The Real Medical Tricorder: When Science and Fiction Collide
Just the other day, the esteemed Doctor Leonard McCoy * was telling me that medical tricorders—the TR-560 or other models—have been common Starfleet equipment as early as the 22nd century. “The anachronistic and crudely elementary stethoscope,” Dr. McCoy grumbled, “will rarely be found outside of a few private collections.”
We’re reluctant to contradict a respected (if fictional) physician, but the real-world equivalent of Bones’ “medical tricorder” is tracking a much faster event horizon. Medical monitoring devices already exist and are growing in popularity with the consumer public.
Increasingly, hand-held Star Trek-like gadgets will likely be standard issue in physician offices. What’s more, the already-active, and quite real, marketplace will shift into high gear as device manufacturers and new players (such as Apple) rush to the transporter room for both consumers and medical professionals. Half of mobile health app users are using fitness apps, according Mobihealthnews.
Brand-name, wearable “fitness band” devices are gaining traction with consumers to monitor, record and report such things as the individual’s activity, heart rate, distance traveled, calories earned and burned, blood pressure, sleep cycles and other data. Current players, including Fitbit, Jawbone UP and Nike Plus, and others, have stylish products.
Parks Associates’ report, Digitally Fit: Healthy Living and Connected Devices, “analyzes the use of digital health and wellness technologies, including online services, smartphone and tablet apps, and stand-alone digital devices. It provides detailed profiles of the consumers using these technologies down to the level of specific apps and device categories.”
In their findings, “A robust market is emerging for digital devices and services that help consumers stay healthy. The core of it is young consumers who are comfortable with technology and want to leverage technology for diet, exercise, and other health activities."
Future Watch: Physicians Prescribe Tricorders (before 22nd Century)?
Apple, the personal computing device giant, is characteristically silent about its future product development but industry observers foresee Apple expanding into the health monitoring medical device arena. [New York Times and San Francisco Chronicle] Many of the current crop of gadgets do their reporting via smartphone apps.

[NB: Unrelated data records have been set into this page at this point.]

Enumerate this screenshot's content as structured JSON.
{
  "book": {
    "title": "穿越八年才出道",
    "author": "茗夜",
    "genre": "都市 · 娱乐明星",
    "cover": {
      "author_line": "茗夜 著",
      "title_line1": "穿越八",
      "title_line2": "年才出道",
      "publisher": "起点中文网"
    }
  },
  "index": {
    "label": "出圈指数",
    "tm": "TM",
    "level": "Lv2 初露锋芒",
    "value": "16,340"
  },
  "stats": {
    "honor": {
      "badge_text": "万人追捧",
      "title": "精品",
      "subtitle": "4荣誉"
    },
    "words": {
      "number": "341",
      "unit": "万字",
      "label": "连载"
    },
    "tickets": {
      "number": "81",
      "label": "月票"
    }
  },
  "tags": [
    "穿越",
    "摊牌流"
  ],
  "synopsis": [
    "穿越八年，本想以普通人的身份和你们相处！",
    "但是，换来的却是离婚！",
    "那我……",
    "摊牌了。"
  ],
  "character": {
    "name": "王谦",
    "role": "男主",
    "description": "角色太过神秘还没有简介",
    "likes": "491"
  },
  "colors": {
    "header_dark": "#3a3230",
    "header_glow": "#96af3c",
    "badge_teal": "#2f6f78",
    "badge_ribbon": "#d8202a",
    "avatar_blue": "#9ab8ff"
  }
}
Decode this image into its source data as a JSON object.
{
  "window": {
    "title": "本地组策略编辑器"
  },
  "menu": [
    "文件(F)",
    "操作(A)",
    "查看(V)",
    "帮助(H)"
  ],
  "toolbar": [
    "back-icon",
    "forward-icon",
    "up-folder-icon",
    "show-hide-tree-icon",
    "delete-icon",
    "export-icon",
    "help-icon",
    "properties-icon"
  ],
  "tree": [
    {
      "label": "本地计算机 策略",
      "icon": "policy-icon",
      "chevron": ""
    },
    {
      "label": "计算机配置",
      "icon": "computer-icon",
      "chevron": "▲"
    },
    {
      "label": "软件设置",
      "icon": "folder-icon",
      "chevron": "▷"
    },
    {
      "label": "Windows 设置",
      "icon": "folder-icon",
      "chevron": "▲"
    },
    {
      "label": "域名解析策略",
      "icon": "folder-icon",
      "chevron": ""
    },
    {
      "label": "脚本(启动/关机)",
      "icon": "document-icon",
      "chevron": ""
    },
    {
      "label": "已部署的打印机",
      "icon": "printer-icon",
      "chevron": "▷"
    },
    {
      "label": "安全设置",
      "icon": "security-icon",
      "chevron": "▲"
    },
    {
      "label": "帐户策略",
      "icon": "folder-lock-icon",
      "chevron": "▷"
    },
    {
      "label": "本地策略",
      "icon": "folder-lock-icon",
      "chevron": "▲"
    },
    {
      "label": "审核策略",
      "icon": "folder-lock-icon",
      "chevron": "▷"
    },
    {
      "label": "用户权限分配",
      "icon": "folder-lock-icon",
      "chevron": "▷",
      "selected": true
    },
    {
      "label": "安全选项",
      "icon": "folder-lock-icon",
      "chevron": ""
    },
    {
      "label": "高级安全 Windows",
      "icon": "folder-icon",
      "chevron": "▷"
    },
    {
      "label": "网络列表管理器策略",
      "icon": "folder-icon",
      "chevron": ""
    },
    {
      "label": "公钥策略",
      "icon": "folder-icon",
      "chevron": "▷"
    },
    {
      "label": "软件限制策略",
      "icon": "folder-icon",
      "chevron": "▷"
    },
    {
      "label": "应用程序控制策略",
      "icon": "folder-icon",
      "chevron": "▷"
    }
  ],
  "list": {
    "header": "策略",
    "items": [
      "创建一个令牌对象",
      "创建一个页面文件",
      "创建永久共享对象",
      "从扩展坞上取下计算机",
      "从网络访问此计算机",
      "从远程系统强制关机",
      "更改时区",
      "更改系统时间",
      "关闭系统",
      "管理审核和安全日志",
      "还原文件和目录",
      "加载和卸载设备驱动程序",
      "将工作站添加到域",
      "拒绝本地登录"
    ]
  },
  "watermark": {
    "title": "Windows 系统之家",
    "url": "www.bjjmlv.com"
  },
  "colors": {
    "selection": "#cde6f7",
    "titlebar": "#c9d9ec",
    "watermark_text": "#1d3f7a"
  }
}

Consumer gadgets are one thing, but on the medical/professional level, the X PRIZE Foundation and Qualcomm have sponsored the ongoing “Tricorder X PRIZE, a $10 million prize to develop a mobile solution that can diagnose patients better than or equal to a panel of board certified physicians.”
It’s no stretch of the near-future imagination to think of doctors and medical practitioners (a) prescribing or even selling medical monitoring equipment or services, and/or (b) rapidly adopting and using advanced, professional-grade diagnostic techno tools. (Hello tricorder, so long stethoscope.)
Leonard H. McCoy, MD was a noted physician and scientist of the 23rd and 24th centuries. McCoy was an accomplished surgeon, physician, psychologist, and exobiologist, and was also considered an expert in space psychology. As ship's surgeon and chief medical officer, he served aboard the USS Enterprise and USS Enterprise-A for a combined twenty-seven years.